THE true test of a phenomenon is gauged by the extent it passes through a people’s consciousness and grafts itself into popular culture.
Beauty, particularly in the female form, holds a particular fascination for Filipinos. The hold of telenovelas and beauty contests spawns not just a generation of daughters named Marimar and Dayanara but variations of the same theme, with beauty tilts trickling down to campus searches, town fiestas, and even jail “rampahan (parade).”
With the country hosting the Ms. Universe international beauty pageant for the second time, today’s coronation will not even depend on the outcome of the bid of Ms. Philippines, Maxine Medina, to ensure that the event will hold sway for months, even years, in the imaginations and aspirations of girls and young women.
The beauty competition’s preoccupation with form draws criticism from sectors worried about the messages transmitted subliminally by a competition that ostensibly highlights beauty and brains but attends more to spectacle than to substance.
For instance, the national costume segment of the Ms. Universe pageant ideally showcases the creativity of designers and the grace of the contenders to highlight the uniqueness of a country and a culture.
However, the 2017 tilt resulted in a version of fashion brinkmanship that also assaulted the senses and dignity of some contenders and their countries. Last Jan. 27, the news website of “The Telegraph” ran an article on “the most outlandish” national costumes paraded during the Ms. Universe 2017 pageant.
Photos carried in the online article showed not just skin-baring outfits that have never been associated with traditional culture but grotesque headdresses or spectacular props that must have posed a physical challenge to the women who had to balance on her head a castle, hoist a replica of a horse, or sashay while pretending to be a human-sized snowflake.

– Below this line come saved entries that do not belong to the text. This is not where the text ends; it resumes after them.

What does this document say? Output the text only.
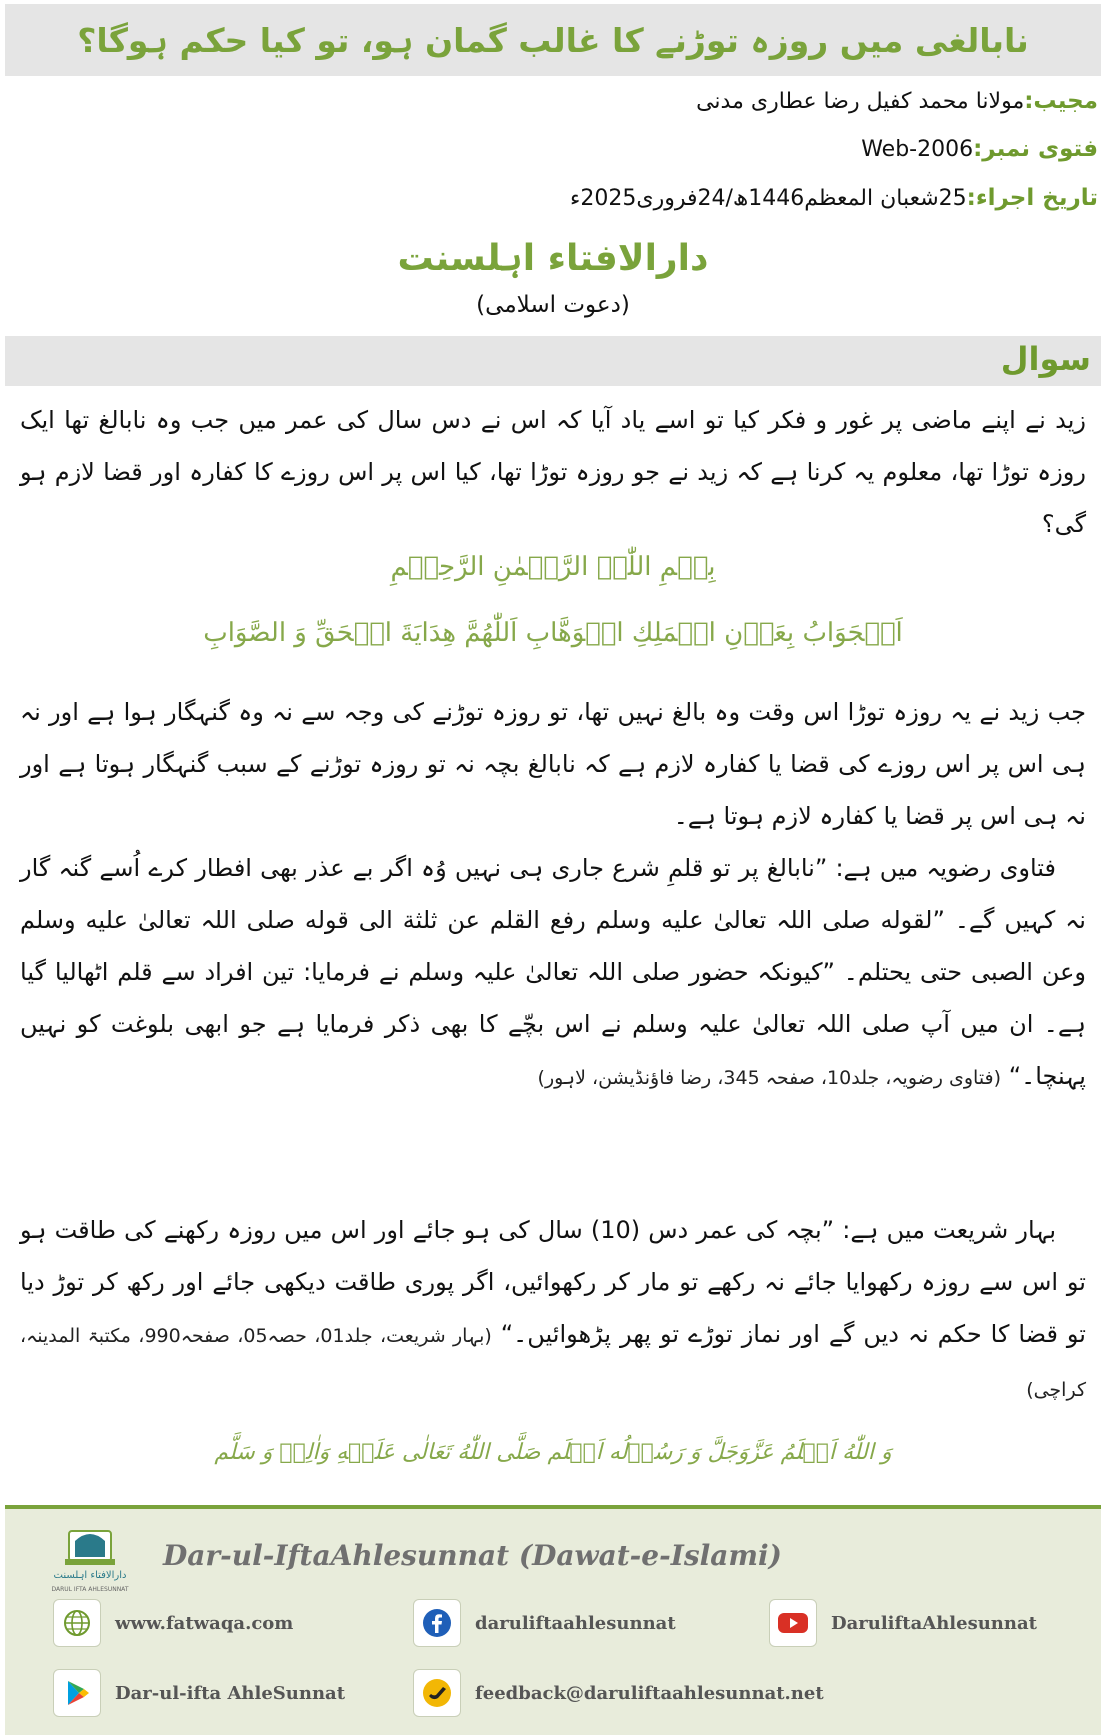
نابالغی میں روزہ توڑنے کا غالب گمان ہو، تو کیا حکم ہوگا؟
مجیب:مولانا محمد کفیل رضا عطاری مدنی
فتوی نمبر:Web-2006
تاریخ اجراء:25شعبان المعظم1446ھ/24فروری2025ء
دارالافتاء اہلسنت
(دعوت اسلامی)
سوال
زید نے اپنے ماضی پر غور و فکر کیا تو اسے یاد آیا کہ اس نے دس سال کی عمر میں جب وہ نابالغ تھا ایک روزہ توڑا تھا، معلوم یہ کرنا ہے کہ زید نے جو روزہ توڑا تھا، کیا اس پر اس روزے کا کفارہ اور قضا لازم ہو گی؟
بِسۡمِ اللّٰہِ الرَّحۡمٰنِ الرَّحِیۡمِ
اَلۡجَوَابُ بِعَوۡنِ الۡمَلِكِ الۡوَهَّابِ اَللّٰهُمَّ هِدَايَةَ الۡحَقِّ وَ الصَّوَابِ
جب زید نے یہ روزہ توڑا اس وقت وہ بالغ نہیں تھا، تو روزہ توڑنے کی وجہ سے نہ وہ گنہگار ہوا ہے اور نہ ہی اس پر اس روزے کی قضا یا کفارہ لازم ہے کہ نابالغ بچہ نہ تو روزہ توڑنے کے سبب گنہگار ہوتا ہے اور نہ ہی اس پر قضا یا کفارہ لازم ہوتا ہے۔
فتاوی رضویہ میں ہے: ”نابالغ پر تو قلمِ شرع جاری ہی نہیں وُہ اگر بے عذر بھی افطار کرے اُسے گنہ گار نہ کہیں گے۔ ”لقوله صلی اللہ تعالیٰ علیه وسلم رفع القلم عن ثلثة الی قوله صلی اللہ تعالیٰ علیه وسلم وعن الصبی حتی یحتلم۔ ”کیونکہ حضور صلی اللہ تعالیٰ علیہ وسلم نے فرمایا: تین افراد سے قلم اٹھالیا گیا ہے۔ ان میں آپ صلی اللہ تعالیٰ علیہ وسلم نے اس بچّے کا بھی ذکر فرمایا ہے جو ابھی بلوغت کو نہیں پہنچا۔“ (فتاوی رضویہ، جلد10، صفحہ 345، رضا فاؤنڈیشن، لاہور)
بہار شریعت میں ہے: ”بچہ کی عمر دس (10) سال کی ہو جائے اور اس میں روزہ رکھنے کی طاقت ہو تو اس سے روزہ رکھوایا جائے نہ رکھے تو مار کر رکھوائیں، اگر پوری طاقت دیکھی جائے اور رکھ کر توڑ دیا تو قضا کا حکم نہ دیں گے اور نماز توڑے تو پھر پڑھوائیں۔“ (بہار شریعت، جلد01، حصہ05، صفحہ990، مکتبۃ المدینہ، کراچی)
وَ اللّٰهُ اَعۡلَمُ عَزَّوَجَلَّ وَ رَسُوۡلُه اَعۡلَم صَلَّی اللّٰهُ تَعَالٰی عَلَيۡهِ وَاٰلِهٖ وَ سَلَّم
دارالافتاء اہلسنت
DARUL IFTA AHLESUNNAT
Dar-ul-IftaAhlesunnat (Dawat-e-Islami)
www.fatwaqa.com	daruliftaahlesunnat	DaruliftaAhlesunnat
Dar-ul-ifta AhleSunnat	feedback@daruliftaahlesunnat.net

Such visuals clash with the appreciation and respect with which one should regard the national costumes representing history, art, and culture.
Reduced to caricatures, these beauty contestants exemplify what John Berger described as the “social presence” of women. In “Ways of Seeing,” Berger discussed that men draw power from their actions while women, from their manner of appearance.

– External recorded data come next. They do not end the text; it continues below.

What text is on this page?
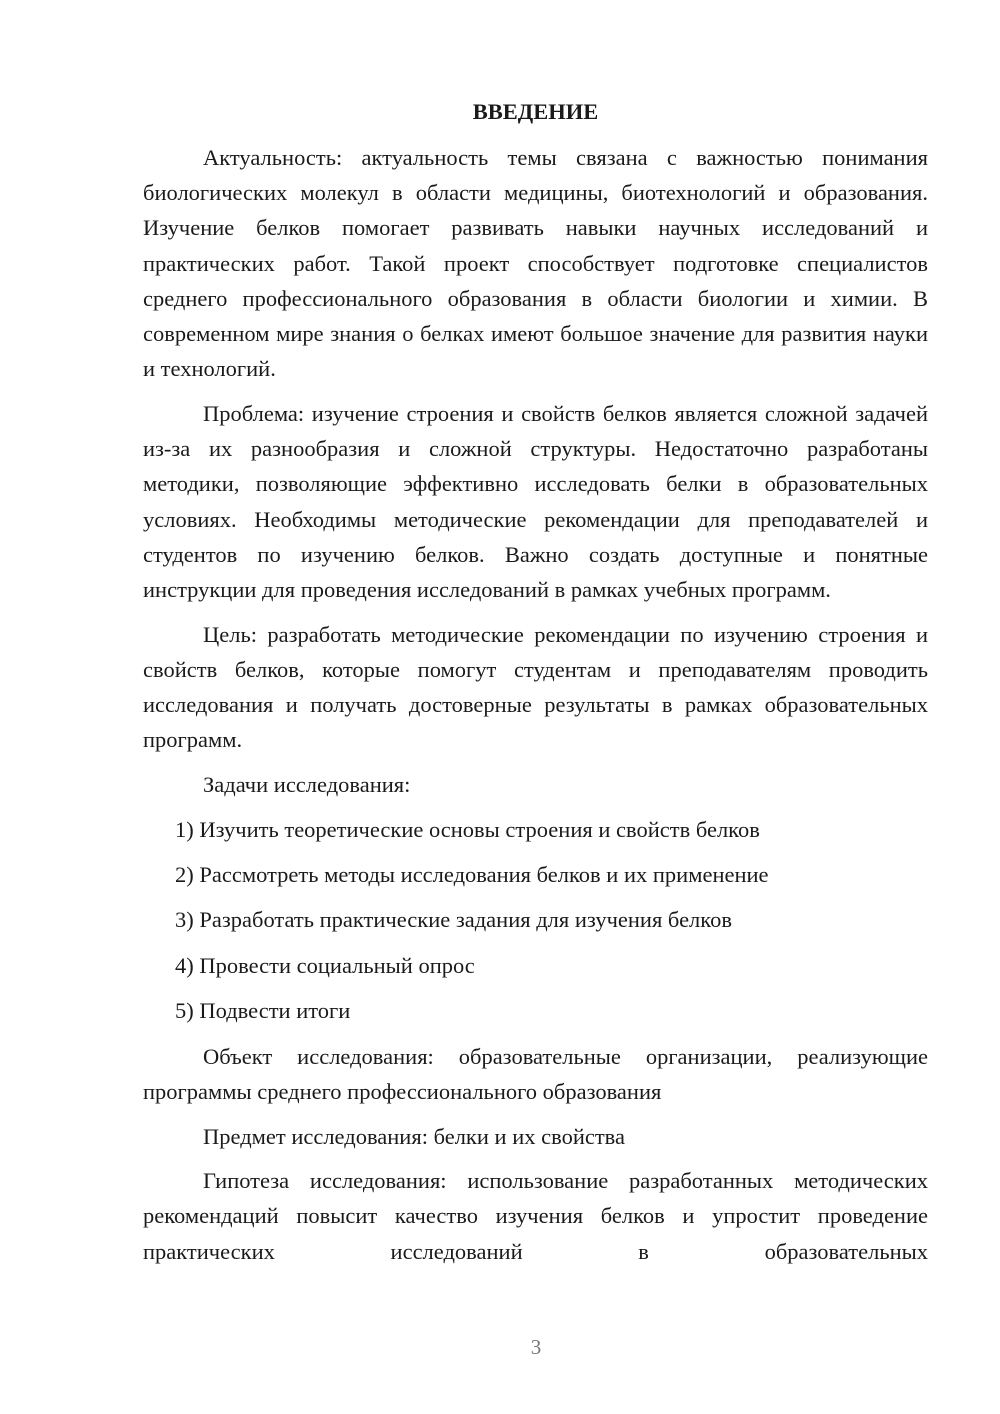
ВВЕДЕНИЕ

Актуальность: актуальность темы связана с важностью понимания биологических молекул в области медицины, биотехнологий и образования. Изучение белков помогает развивать навыки научных исследований и практических работ. Такой проект способствует подготовке специалистов среднего профессионального образования в области биологии и химии. В современном мире знания о белках имеют большое значение для развития науки и технологий.

Проблема: изучение строения и свойств белков является сложной задачей из-за их разнообразия и сложной структуры. Недостаточно разработаны методики, позволяющие эффективно исследовать белки в образовательных условиях. Необходимы методические рекомендации для преподавателей и студентов по изучению белков. Важно создать доступные и понятные инструкции для проведения исследований в рамках учебных программ.

Цель: разработать методические рекомендации по изучению строения и свойств белков, которые помогут студентам и преподавателям проводить исследования и получать достоверные результаты в рамках образовательных программ.

Задачи исследования:

1) Изучить теоретические основы строения и свойств белков

2) Рассмотреть методы исследования белков и их применение

3) Разработать практические задания для изучения белков

4) Провести социальный опрос

5) Подвести итоги

Объект исследования: образовательные организации, реализующие программы среднего профессионального образования

Предмет исследования: белки и их свойства

Гипотеза исследования: использование разработанных методических рекомендаций повысит качество изучения белков и упростит проведение практических исследований в образовательных

3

“A woman’s presence expresses her own attitude to herself, and defines what can and cannot be done to her,” he wrote.
Critics condemn the sexism inherent in beauty pageants that reduces women to objects. However, Berger suggested that women can control not just how they are surveyed by others by first learning how to survey themselves.
While relations between the sexes is often reduced to men being the surveyors and women as the surveyed, Berger observed that by “containing” and “interiorizing” the process, women “can demonstrate to others how her whole self would like to be treated. And this exemplary treatment of herself by herself constitutes her presence.”

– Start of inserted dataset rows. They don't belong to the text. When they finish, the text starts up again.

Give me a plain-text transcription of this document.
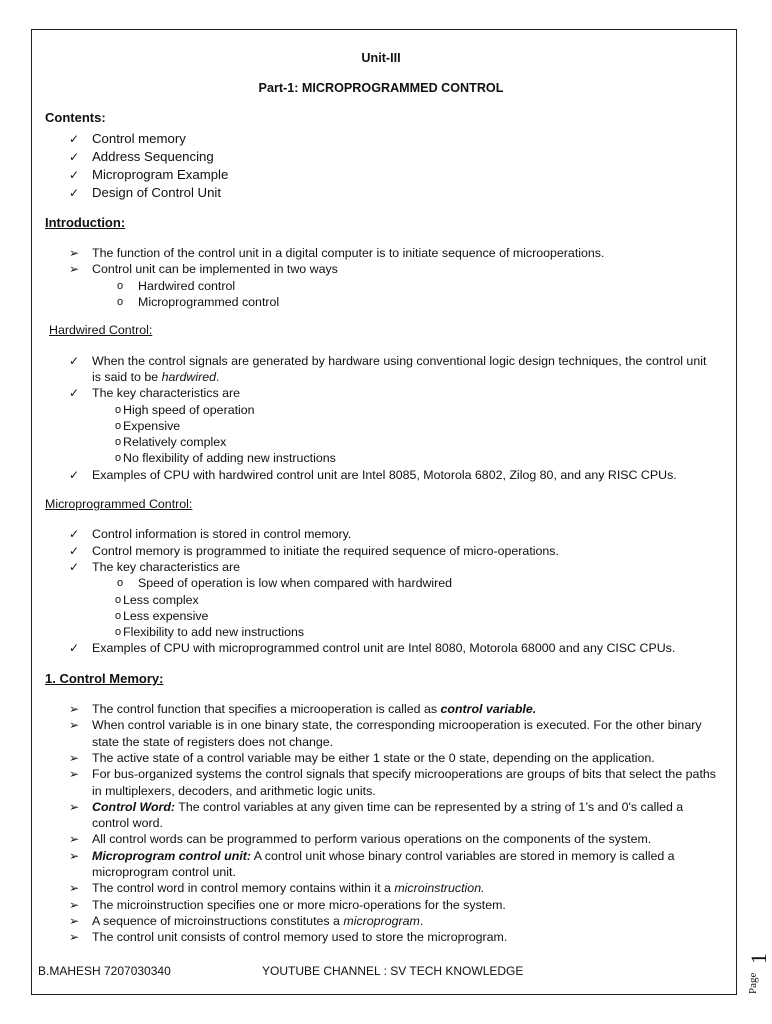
Unit-III
Part-1: MICROPROGRAMMED CONTROL
Contents:
✓ Control memory
✓ Address Sequencing
✓ Microprogram Example
✓ Design of Control Unit
Introduction:
➢ The function of the control unit in a digital computer is to initiate sequence of microoperations.
➢ Control unit can be implemented in two ways
o Hardwired control
o Microprogrammed control
Hardwired Control:
✓ When the control signals are generated by hardware using conventional logic design techniques, the control unit is said to be hardwired.
✓ The key characteristics are
o High speed of operation
o Expensive
o Relatively complex
o No flexibility of adding new instructions
✓ Examples of CPU with hardwired control unit are Intel 8085, Motorola 6802, Zilog 80, and any RISC CPUs.
Microprogrammed Control:
✓ Control information is stored in control memory.
✓ Control memory is programmed to initiate the required sequence of micro-operations.
✓ The key characteristics are
o Speed of operation is low when compared with hardwired
o Less complex
o Less expensive
o Flexibility to add new instructions
✓ Examples of CPU with microprogrammed control unit are Intel 8080, Motorola 68000 and any CISC CPUs.
1. Control Memory:
➢ The control function that specifies a microoperation is called as control variable.
➢ When control variable is in one binary state, the corresponding microoperation is executed. For the other binary state the state of registers does not change.
➢ The active state of a control variable may be either 1 state or the 0 state, depending on the application.
➢ For bus-organized systems the control signals that specify microoperations are groups of bits that select the paths in multiplexers, decoders, and arithmetic logic units.
➢ Control Word: The control variables at any given time can be represented by a string of 1’s and 0's called a control word.
➢ All control words can be programmed to perform various operations on the components of the system.
➢ Microprogram control unit: A control unit whose binary control variables are stored in memory is called a microprogram control unit.
➢ The control word in control memory contains within it a microinstruction.
➢ The microinstruction specifies one or more micro-operations for the system.
➢ A sequence of microinstructions constitutes a microprogram.
➢ The control unit consists of control memory used to store the microprogram.
B.MAHESH 7207030340	YOUTUBE CHANNEL : SV TECH KNOWLEDGE
Page
1
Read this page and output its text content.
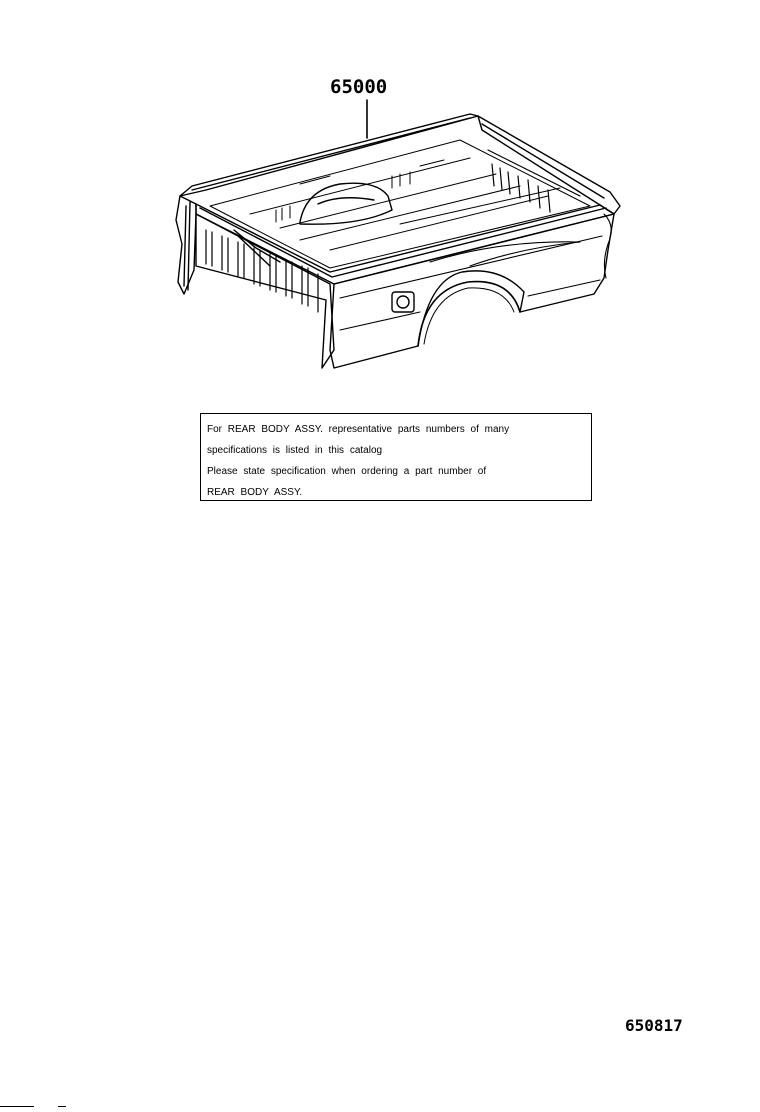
65000
For REAR BODY ASSY. representative parts numbers of many
specifications is listed in this catalog
Please state specification when ordering a part number of
REAR BODY ASSY.
650817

Within the conventions and confines of a beauty contest, this reinvention is a challenge. It is not just the contestants who must challenge the social representations of surveyor and the surveyed but also the industry packaging the women as beauty commodities, the companies marketing the product, the masses demanding escapism, and the mass media supplying this entertainment.
The battle must be waged up close and personal. Parents and teachers can influence their children’s and students’ “ways of seeing” and socialization.
For instance, Philippine schools observe United Nations Day every Oct. 24 by requiring students to come in different national costumes. By encouraging students to research about other countries and discussing the global community, families and schools promote diversity, fraternity, and co-existence.
Such sensitivity should go a long way in a world encroached by sexism, exploitation, bigotry, and other forms of hatred, beauty’s antithesis.